Siapa saja yang menghidupkan tanah mati maka tanah itu menjadi miliknya.

Rasul saw juga bersabda:

«مَنْ أَحَاطَ حَائِطًا عَلَى أَرْضٍ ، فَهِيَ لَهُ»

Siapa saja yang memagari tanah maka tanah itu miliknya.

Sedangkan ladang penggembalaan adalah milik umum bagi seluruh rakyat negara. Satu hal paling berbahaya yang dilakukan Inggris di Sudan ketika mereka mencaplok tanah-tanahnya adalah pemberian tanah berdasarkan asas al-hawakir yaitu sebagai kampung milik suatu suku. Kerusakan aktivitas ini tampak secara faktual. Disamping hal itu menyalahi hukum-hukum Islam yang berkaitan dengan tanah.

4. Sesungguhnya pemerintahan di dalam Islam bersifat sentralistik. Sedangkan administrasi bersifat desentralisasi. Di mana negeri yang diperintah oleh negara dibagi menjadi satuan-satuan yang masing-masing disebut wilayah (propinsi). Setiap wilayah (propinsi) dibagi menjadi satuan-satuan yang disebut ‘Imalah (Kabupaten). Ini yang dilakukan oleh Nabi saw. Nabi saw mengangkat wali menduduki jabatan amir negeri tertentu, suatu tempat yang ditentukan dengan jelas. Nabi saw mengangkat Amru bin Hazm sebagai wali di Yaman. Beliau juga mengangkat Al-‘Ala’ bin al-Hadhrami sebagai wali di Bahrain. Beliau juga mengangkat yang lain sebagai wali. Daulah Islamiyah dalam sepanjang sejarahnya berjalan berdasarkan bentuk ini. Yang menjalankan urusan pemerintahan di daerah adalah para wali dan amil. Setiap negeri yang dikuasai oleh negara Khilafah, tanah-tanahnya dimiliki secara personal. Sedangkan padang gembalaan dan lapangan dan selainnya sebagai bagian dari kepemilikan umum dibiarkan dimanfaatkan oleh rakyat daulah secara keseluruhan

Sesungguhnya menggadaikan kehendak kita kepada Barat kafir disamping menyalahi syara’, juga memberi kesempatan kepada Barat untuk merealisasi mimpi mereka dahulu dengan memisahkan Sudan Selatan.

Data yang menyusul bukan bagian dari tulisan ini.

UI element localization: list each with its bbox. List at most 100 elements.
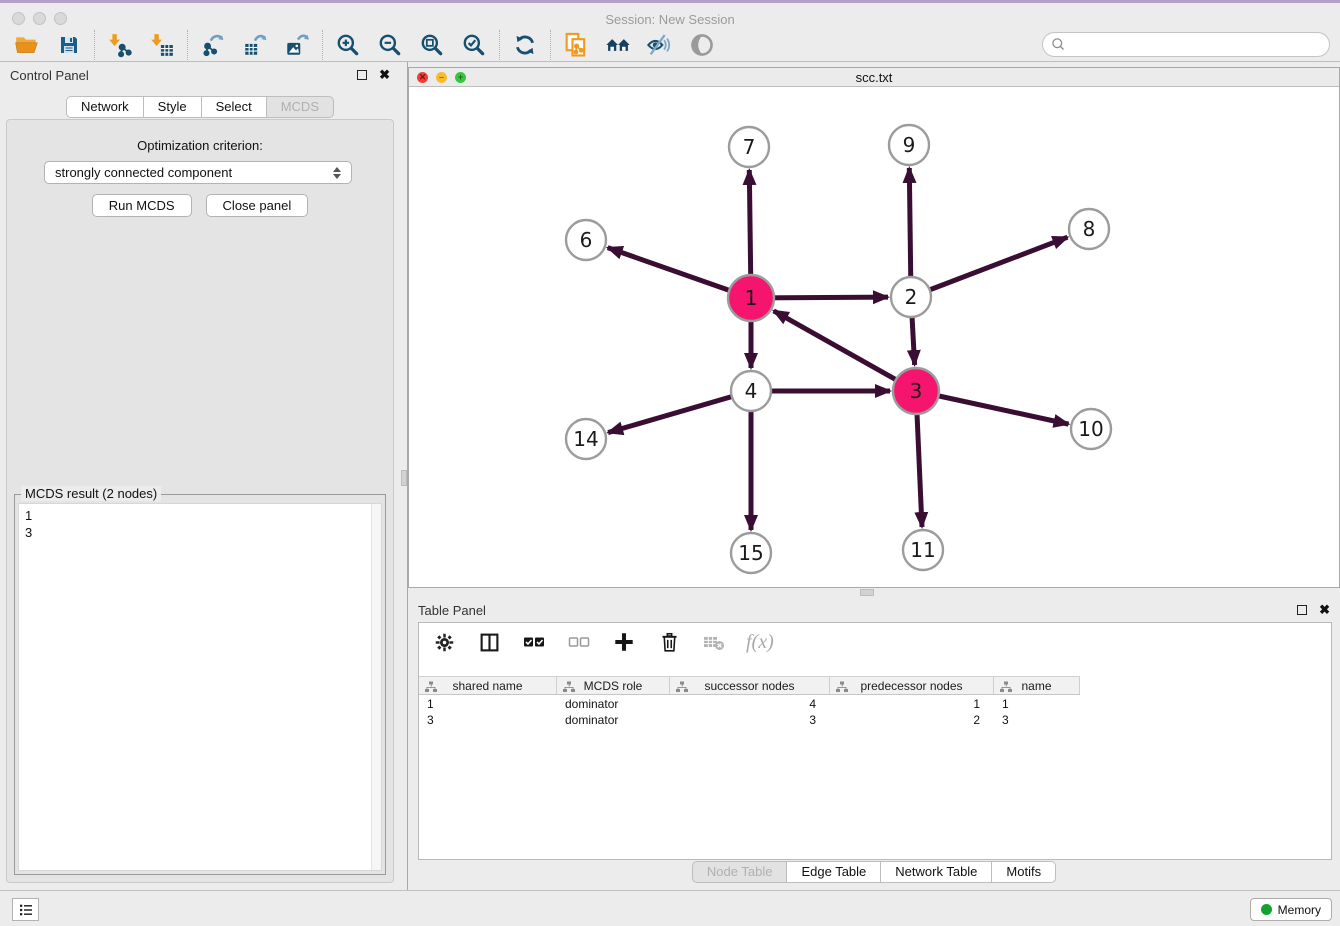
network-window-titlebar[interactable]: ✕ – + scc.txt [409, 68, 1339, 87]
show-graphics-icon[interactable] [681, 29, 723, 61]
network-graph: 1 2 3 4 6 7 8 9 10 11 14 15 [409, 87, 1339, 587]
edge-4-14[interactable] [608, 391, 751, 433]
table-row[interactable]: 1dominator411 [419, 697, 1080, 713]
column-header-successor-nodes[interactable]: successor nodes [670, 677, 830, 694]
cell[interactable]: dominator [557, 697, 670, 713]
table-row[interactable]: 3dominator323 [419, 713, 1080, 729]
mcds-result-fieldset: MCDS result (2 nodes) 1 3 [14, 494, 386, 875]
splitter-grip[interactable] [860, 589, 874, 596]
export-table-icon[interactable] [234, 29, 276, 61]
close-panel-button[interactable]: Close panel [206, 194, 309, 217]
run-mcds-button[interactable]: Run MCDS [92, 194, 192, 217]
node-3[interactable]: 3 [893, 368, 939, 414]
close-table-panel-icon[interactable]: ✖ [1319, 605, 1330, 615]
node-1[interactable]: 1 [728, 275, 774, 321]
result-scrollbar[interactable] [371, 504, 381, 870]
vertical-splitter[interactable] [400, 62, 408, 890]
cell[interactable]: dominator [557, 713, 670, 729]
cell[interactable]: 1 [419, 697, 557, 713]
zoom-out-icon[interactable] [369, 29, 411, 61]
node-14[interactable]: 14 [566, 419, 606, 459]
delete-table-icon[interactable] [701, 629, 727, 655]
cell[interactable]: 1 [994, 697, 1080, 713]
export-network-icon[interactable] [192, 29, 234, 61]
cell[interactable]: 3 [994, 713, 1080, 729]
zoom-in-icon[interactable] [327, 29, 369, 61]
table-header-row[interactable]: shared nameMCDS rolesuccessor nodesprede… [419, 676, 1080, 695]
svg-text:1: 1 [745, 286, 758, 310]
import-table-icon[interactable] [141, 29, 183, 61]
network-canvas[interactable]: 1 2 3 4 6 7 8 9 10 11 14 15 [409, 87, 1339, 587]
edge-3-1[interactable] [774, 311, 916, 391]
svg-text:7: 7 [743, 135, 756, 159]
tab-node-table[interactable]: Node Table [692, 861, 788, 883]
cell[interactable]: 3 [419, 713, 557, 729]
tab-style[interactable]: Style [144, 96, 202, 118]
toolbar-separator [499, 30, 500, 60]
control-panel-tabs: NetworkStyleSelectMCDS [0, 96, 400, 118]
node-table: f(x) shared nameMCDS rolesuccessor nodes… [418, 622, 1332, 860]
import-network-icon[interactable] [99, 29, 141, 61]
table-tabs: Node TableEdge TableNetwork TableMotifs [408, 861, 1340, 883]
show-panels-button[interactable] [12, 898, 39, 921]
cell[interactable]: 2 [830, 713, 994, 729]
columns-icon[interactable] [476, 629, 502, 655]
optimization-criterion-value: strongly connected component [55, 165, 232, 180]
float-table-panel-icon[interactable] [1297, 605, 1307, 615]
deselect-all-icon[interactable] [566, 629, 592, 655]
memory-button[interactable]: Memory [1250, 898, 1332, 921]
gear-icon[interactable] [431, 629, 457, 655]
refresh-icon[interactable] [504, 29, 546, 61]
tab-motifs[interactable]: Motifs [992, 861, 1056, 883]
svg-text:2: 2 [905, 285, 918, 309]
tab-edge-table[interactable]: Edge Table [787, 861, 881, 883]
node-6[interactable]: 6 [566, 220, 606, 260]
open-file-icon[interactable] [6, 29, 48, 61]
optimization-criterion-select[interactable]: strongly connected component [44, 161, 352, 184]
close-panel-icon[interactable]: ✖ [379, 70, 390, 80]
first-neighbors-icon[interactable] [597, 29, 639, 61]
column-header-shared-name[interactable]: shared name [419, 677, 557, 694]
function-builder-icon[interactable]: f(x) [746, 631, 774, 654]
zoom-selected-icon[interactable] [453, 29, 495, 61]
tab-network-table[interactable]: Network Table [881, 861, 992, 883]
node-7[interactable]: 7 [729, 127, 769, 167]
node-8[interactable]: 8 [1069, 209, 1109, 249]
svg-text:14: 14 [573, 427, 598, 451]
cell[interactable]: 1 [830, 697, 994, 713]
delete-column-icon[interactable] [656, 629, 682, 655]
column-header-name[interactable]: name [994, 677, 1080, 694]
svg-text:3: 3 [910, 379, 923, 403]
clone-network-icon[interactable] [555, 29, 597, 61]
edge-2-8[interactable] [911, 237, 1068, 297]
node-15[interactable]: 15 [731, 533, 771, 573]
search-input[interactable] [1066, 37, 1306, 52]
save-session-icon[interactable] [48, 29, 90, 61]
mcds-result-text[interactable]: 1 3 [18, 503, 382, 871]
cell[interactable]: 4 [670, 697, 830, 713]
float-panel-icon[interactable] [357, 70, 367, 80]
column-header-predecessor-nodes[interactable]: predecessor nodes [830, 677, 994, 694]
column-header-MCDS-role[interactable]: MCDS role [557, 677, 670, 694]
table-panel-title: Table Panel [418, 603, 486, 618]
svg-text:6: 6 [580, 228, 593, 252]
node-4[interactable]: 4 [731, 371, 771, 411]
cell[interactable]: 3 [670, 713, 830, 729]
splitter-grip[interactable] [401, 470, 407, 486]
zoom-fit-icon[interactable] [411, 29, 453, 61]
list-icon [18, 902, 34, 918]
svg-text:8: 8 [1083, 217, 1096, 241]
node-11[interactable]: 11 [903, 530, 943, 570]
add-column-icon[interactable] [611, 629, 637, 655]
export-image-icon[interactable] [276, 29, 318, 61]
node-10[interactable]: 10 [1071, 409, 1111, 449]
tab-select[interactable]: Select [202, 96, 267, 118]
tab-mcds[interactable]: MCDS [267, 96, 334, 118]
hide-graphics-icon[interactable] [639, 29, 681, 61]
search-box[interactable] [1042, 32, 1330, 57]
node-9[interactable]: 9 [889, 125, 929, 165]
node-2[interactable]: 2 [891, 277, 931, 317]
select-all-icon[interactable] [521, 629, 547, 655]
tab-network[interactable]: Network [66, 96, 144, 118]
horizontal-splitter[interactable] [408, 588, 1340, 597]
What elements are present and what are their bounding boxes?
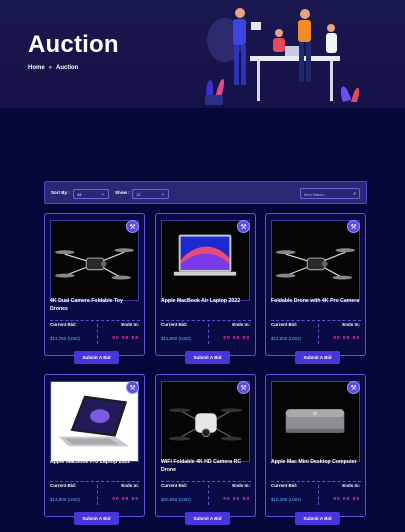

Dengan begitu akan melanggengkan kawasan Abyei sebagai daerah pertarungan yang menjadi alasan untuk melakukan intervensi. Maka hal itu artinya kita menjadikan jalan bagi kaum kafir untuk menguasai kita seperti yang terjadi saat ini. Allah berfirman:

]وَلَنْ يَجْعَلَ اللَّهُ لِلْكَافِرِينَ عَلَى الْمُؤْمِنِينَ سَبِيلا[

Dan sekali-kali Allah tidak akan pernah menjadikan jalan bagi kaum kafir untuk menguasai kaum mukmin

Kemudian menyerahkan keputusan kepada Mahkamah Barat Kafir secara syar;iy jelas tidak boleh. Hal itu sesuai firman Allah SWT:

أَلَمْ تَرَ إِلَى الَّذِينَ يَزْعُمُونَ أَنَّهُمْ آَمَنُوا بِمَا أُنْزِلَ إِلَيْكَ وَمَا أُنْزِلَ مِنْ قَبْلِكَ يُرِيدُونَ أَنْ يَتَحَاكَمُوا إِلَى الطَّاغُوتِ وَقَدْ أُمِرُوا أَنْ يَكْفُرُوا بِهِ وَيُرِيدُ الشَّيْطَانُ أَنْ يُضِلَّهُمْ ضَلالا بَعِيدًا[

Apakah kamu tidak memperhatikan orang-orang yang mengaku dirinya telah beriman kepada apa yang diturunkan kepadamu dan kepada apa yang diturunkan sebelum kamu? Mereka hendak berhakim kepada thaghut, padahal mereka telah diperintah mengingkari thaghut itu. Dan syaitan bermaksud menyesatkan mereka (dengan) penyesatan yang sejauh-jauhnya. (QS. an-Nisâ’ [4]: 60)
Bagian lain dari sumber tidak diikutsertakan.